Entraron en procesión en el lugar, atravesaron una serie de patios, primero pequeños, luego de mayor tamaño, y al cabo llegaron a la soberbia casa. En todas y cada una de las etapas, Rosie vio a personas —seguramente eran sirvientes— que inclinaron la cabeza ante los recién llegados. Jay saludó del mismo modo a cada grupo, y Rosie pensó que debía seguir su ejemplo. El gesto le valió un leve bufido de Jay.

—¿Qué ocurre?

—Haced una reverencia. O pensarán que os reís de ellos.

—No sé hacerla. No lo he hecho nunca. No estando enfadada, por así decirlo.

—Mirad a los demás. Flexionad las rodillas, abrid los brazos e inclinad la cabeza.

Rosie lo hizo lo mejor que pudo, y, al llegar al cuarto patio, en su opinión empezaba a dársele bastante bien. Jay, sin embargo, cada vez se sentía más incómodo.

—¿Lo estoy haciendo mal?

Él cabeceó y no dijo nada.

Los condujeron hasta el gran edificio, a una sala con las paredes por completo blancas y el suelo de piedra multicolor. Hacía fresco y la estancia estaba oscura en comparación con el exterior; las ventanas, con el marco azul, eran pequeñas y no permitían que entrara a raudales la viva luz del sol.

Más inclinaciones de cabeza, más saludos silentes; después se abrió una puerta de dos hojas, con gran ceremonia, y ellos la franquearon. Y después otra y otra más, cada sala con más mobiliario, con lámparas que colgaban del techo y tapices en las paredes. Rosie los miró: no supo qué representaban.

En la tercera estancia, Jay dejó escapar un gruñido de aflicción. Esta vez había cuatro sirvientes de pie en un lado de la habitación —que inclinaron la cabeza e hicieron la correspondiente reverencia—, y en el otro lado, un hombre solo, vestido con ropas de color crema.

—¡Profesor! —exclamó Rosie encantada—. ¡Cuánto me alegro de verlo! ¿Por qué lleva esa ropa tan ridícula? —Corrió hacia él para darle un abrazo.

La reacción fue extraordinaria. De pronto dos sirvientes se interpusieron en su camino, impidiéndole el paso; el hombre puso cara de susto, y Jay profirió un grito entrecortado de alarma.

—¿No deberías presentarnos?

Sobreponiéndose, Jay enseguida hizo varias reverencias, aunque de forma un tanto indiscriminada.

—Desde luego. Sin duda. Es un gran placer y un honor para mí y para mi familia presentar a estas dos distinguidas personas y ser el responsable de este encuentro.
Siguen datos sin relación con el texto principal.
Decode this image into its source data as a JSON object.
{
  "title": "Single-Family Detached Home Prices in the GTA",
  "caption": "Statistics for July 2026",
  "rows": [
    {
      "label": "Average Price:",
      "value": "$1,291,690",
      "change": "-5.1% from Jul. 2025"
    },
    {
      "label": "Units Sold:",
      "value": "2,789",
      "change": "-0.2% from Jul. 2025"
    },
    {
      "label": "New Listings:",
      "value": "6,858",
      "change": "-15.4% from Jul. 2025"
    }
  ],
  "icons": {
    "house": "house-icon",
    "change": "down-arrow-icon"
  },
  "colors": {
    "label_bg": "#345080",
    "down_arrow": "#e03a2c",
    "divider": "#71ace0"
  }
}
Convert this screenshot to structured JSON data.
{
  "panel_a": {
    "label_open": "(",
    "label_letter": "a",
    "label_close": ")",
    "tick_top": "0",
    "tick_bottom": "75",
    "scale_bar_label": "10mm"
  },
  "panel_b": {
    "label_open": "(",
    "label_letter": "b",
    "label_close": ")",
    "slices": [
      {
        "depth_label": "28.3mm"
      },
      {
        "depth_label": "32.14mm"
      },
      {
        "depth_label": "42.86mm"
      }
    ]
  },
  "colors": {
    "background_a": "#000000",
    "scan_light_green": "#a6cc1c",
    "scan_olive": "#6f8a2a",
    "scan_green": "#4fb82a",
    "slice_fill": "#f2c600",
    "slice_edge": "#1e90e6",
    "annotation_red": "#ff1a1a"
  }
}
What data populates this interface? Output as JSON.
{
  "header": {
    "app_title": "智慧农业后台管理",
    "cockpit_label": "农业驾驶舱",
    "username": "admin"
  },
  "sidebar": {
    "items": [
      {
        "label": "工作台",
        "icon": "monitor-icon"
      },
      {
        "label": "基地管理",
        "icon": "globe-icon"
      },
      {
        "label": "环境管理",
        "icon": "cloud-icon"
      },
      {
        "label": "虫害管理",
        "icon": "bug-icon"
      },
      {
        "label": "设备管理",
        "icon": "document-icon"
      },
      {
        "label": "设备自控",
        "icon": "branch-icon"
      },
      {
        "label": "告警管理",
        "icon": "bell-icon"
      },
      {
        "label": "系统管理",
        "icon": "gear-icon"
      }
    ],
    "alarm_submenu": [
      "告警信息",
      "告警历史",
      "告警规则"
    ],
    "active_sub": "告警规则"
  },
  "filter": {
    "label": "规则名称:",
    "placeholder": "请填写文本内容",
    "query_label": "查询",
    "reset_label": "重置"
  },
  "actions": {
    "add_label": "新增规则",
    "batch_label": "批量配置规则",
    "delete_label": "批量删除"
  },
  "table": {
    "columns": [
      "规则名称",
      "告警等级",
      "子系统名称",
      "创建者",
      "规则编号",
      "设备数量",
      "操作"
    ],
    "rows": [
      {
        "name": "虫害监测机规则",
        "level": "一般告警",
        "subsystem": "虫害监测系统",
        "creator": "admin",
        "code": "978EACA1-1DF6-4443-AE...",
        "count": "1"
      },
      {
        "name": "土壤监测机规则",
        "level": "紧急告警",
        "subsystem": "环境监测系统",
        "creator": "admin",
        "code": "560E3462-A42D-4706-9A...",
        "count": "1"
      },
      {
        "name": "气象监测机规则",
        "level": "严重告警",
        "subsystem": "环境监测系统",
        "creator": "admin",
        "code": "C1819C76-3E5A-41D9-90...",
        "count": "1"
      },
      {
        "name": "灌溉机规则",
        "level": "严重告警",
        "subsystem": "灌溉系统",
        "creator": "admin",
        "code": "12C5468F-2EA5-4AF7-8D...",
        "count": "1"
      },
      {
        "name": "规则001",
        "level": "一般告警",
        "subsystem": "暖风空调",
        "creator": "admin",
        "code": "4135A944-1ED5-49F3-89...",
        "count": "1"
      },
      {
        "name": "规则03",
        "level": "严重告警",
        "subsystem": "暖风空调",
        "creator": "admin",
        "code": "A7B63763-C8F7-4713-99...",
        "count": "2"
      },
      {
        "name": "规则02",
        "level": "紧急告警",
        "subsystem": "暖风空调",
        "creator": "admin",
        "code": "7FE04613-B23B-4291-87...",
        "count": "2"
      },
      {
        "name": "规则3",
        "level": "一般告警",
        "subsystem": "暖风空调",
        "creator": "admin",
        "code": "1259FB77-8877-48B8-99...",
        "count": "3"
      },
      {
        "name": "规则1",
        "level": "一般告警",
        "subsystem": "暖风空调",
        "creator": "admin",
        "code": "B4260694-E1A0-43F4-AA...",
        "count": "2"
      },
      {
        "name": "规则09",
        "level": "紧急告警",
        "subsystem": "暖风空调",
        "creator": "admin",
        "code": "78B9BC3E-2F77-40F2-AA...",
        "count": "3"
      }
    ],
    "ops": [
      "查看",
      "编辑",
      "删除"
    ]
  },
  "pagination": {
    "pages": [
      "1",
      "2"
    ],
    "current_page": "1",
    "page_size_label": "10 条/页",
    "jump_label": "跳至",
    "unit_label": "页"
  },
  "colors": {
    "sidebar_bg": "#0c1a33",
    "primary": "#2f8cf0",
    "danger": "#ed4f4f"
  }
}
Os presento —en este punto hizo una reverencia a Rosie y a continuación se volvió— a Henary, hijo de Henary, estudioso de East College, en Ossenfud, narrador del primer nivel y mi maestro.

Henary, a su vez, hizo una reverencia a Jay y después a Rosie. Acto seguido Jay repitió el proceso a la inversa.

—Es un gran placer y un honor para mí y para mi familia presentaros a vos, maestro, a Rosie. —Entonces realizó una pausa, y a su rostro asomó una expresión de inquietud. La cara de Henary se ensombreció—. Rosie, hija de…, eh…

La boca de la muchacha se movía nerviosa, casi sin control, a punto de prorrumpir en una carcajada. Rosie consiguió contenerse, pero a duras penas.

—Me temo que no hemos tenido tiempo de presentarnos como es debido —adujo—, puesto que los soldados nos han arrestado y Jay tenía una soga alrededor del cuello. Algo así hace un poco de mella en las formalidades, ¿no cree?

Henary se quedó estupefacto a más no poder cuando la oyó hablar.

—Me llamo Rosalind Wilson. Es un placer conocerlo. O al menos eso creo.

Henary lanzó una mirada inquisitiva a Jay y a continuación hizo una reverencia a la muchacha.

—Es un gran placer conocer a una mujer de tal refinamiento y educación, lady Rosalind.

—Vaya, eso ha estado pero que muy bien —respondió Rosie.

—Creo que tú y yo tenemos que hablar, Jay. ¿No opinas lo mismo?

Jay asintió en silencio.

Rosie le vio escrito en la cara que no tenía muchas ganas. No sabía a ciencia cierta qué había hecho Jay —era una de las muchas cosas que desconocía—, pero debía de ser algo bastante malo.

Vio, sin poder hacer nada, cómo se lo llevaban. Después la procesión comenzó de nuevo.